Ancora una volta, con norme vuote, ma nel contempo troppo dettagliate, si sono voluti regolare settori della vita privata spingendosi dentro le case: i congiunti si potranno incontrare indossando le mascherine e restando a distanza. E come si pretende di verificare il rispetto di queste norme? Spingendo le forze dell’ordine nei privati domicili? Il tutto sulla base di un decreto ministeriale?
Ed ancora, chi sono i congiunti? Non esiste una definizione univoca e il Decreto non fa altro che complicare una situazione già complessa, ma pare potersi affermare che il mero vincolo affettivo non conti.
Il problema è stato sollevato immediatamente dopo l’adozione del Decreto sulla “Fase 2”, poiché limitare la visita ai congiunti, stando alle definizioni contenute nei codici, sarebbe una limitazione discriminatoria nei confronti di chi non è “giuridicamente congiunto”, ma lo è di fatto.
Così rischierebbero di essere irrilevanti le relazioni affettive: se ad esempio si fosse perso un compagno non sposato sarebbe fatto divieto di partecipare alle esequie funebri.
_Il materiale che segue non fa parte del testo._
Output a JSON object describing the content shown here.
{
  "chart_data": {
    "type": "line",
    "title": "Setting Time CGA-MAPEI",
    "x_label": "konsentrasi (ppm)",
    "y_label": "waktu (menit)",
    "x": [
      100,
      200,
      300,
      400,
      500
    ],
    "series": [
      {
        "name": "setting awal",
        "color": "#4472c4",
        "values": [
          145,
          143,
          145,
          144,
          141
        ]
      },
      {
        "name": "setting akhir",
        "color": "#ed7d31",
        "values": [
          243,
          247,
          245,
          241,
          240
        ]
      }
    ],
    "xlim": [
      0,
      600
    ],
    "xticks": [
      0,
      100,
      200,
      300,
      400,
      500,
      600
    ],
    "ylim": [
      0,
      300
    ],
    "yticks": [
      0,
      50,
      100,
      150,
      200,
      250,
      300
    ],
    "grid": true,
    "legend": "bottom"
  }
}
Pare (notizia agenzia Ansa) che a questo pasticcio si sia tentato di porre rimedio con delle FAQ, ancora non pubblicate sul sito del Governo, in cui si chiarisce che nel concetto di congiunti dovrebbero rientrare anche i “fidanzati” e coloro i quali siano legati da “affetti stabili”…
Ma allora cosa si deve intendere per stabilità? Se ho una relazione da un mese è stabile? Se è di un anno? Se non sono poi così sicuro di essere innamorato posso vedermi con l’amante? E chi controllerà se durante l’incontro l’amore resterà platonico, sigillato da mascherine chirurgiche e guanti di lattice? E se il vizio avrà la meglio, potrò essere multato?
Ed ancora, da un punto di vista più tecnico: le FAQ pubblicate sul sito del Governo sono diventate una fonte del diritto? I giudici dovranno disapplicare il Decreto nelle parti in cui contrasti con le FAQ? Potranno applicare le definizioni codicistiche (art. 649 c.p. ad esempio, che contiene una definizione di congiunti risalente al 1930) o dovranno considerare un nuovo curioso iter normativo che nasce da Decreti sbagliati e si sviluppa in rettifiche digitali?
Ma insomma, davvero? Ma che c’entra tutto questo con il “distanziamento sociale”?
Forse, a ben vedere, i comportamenti esilaranti scaturiscono da norme esilaranti, ma tristemente vere.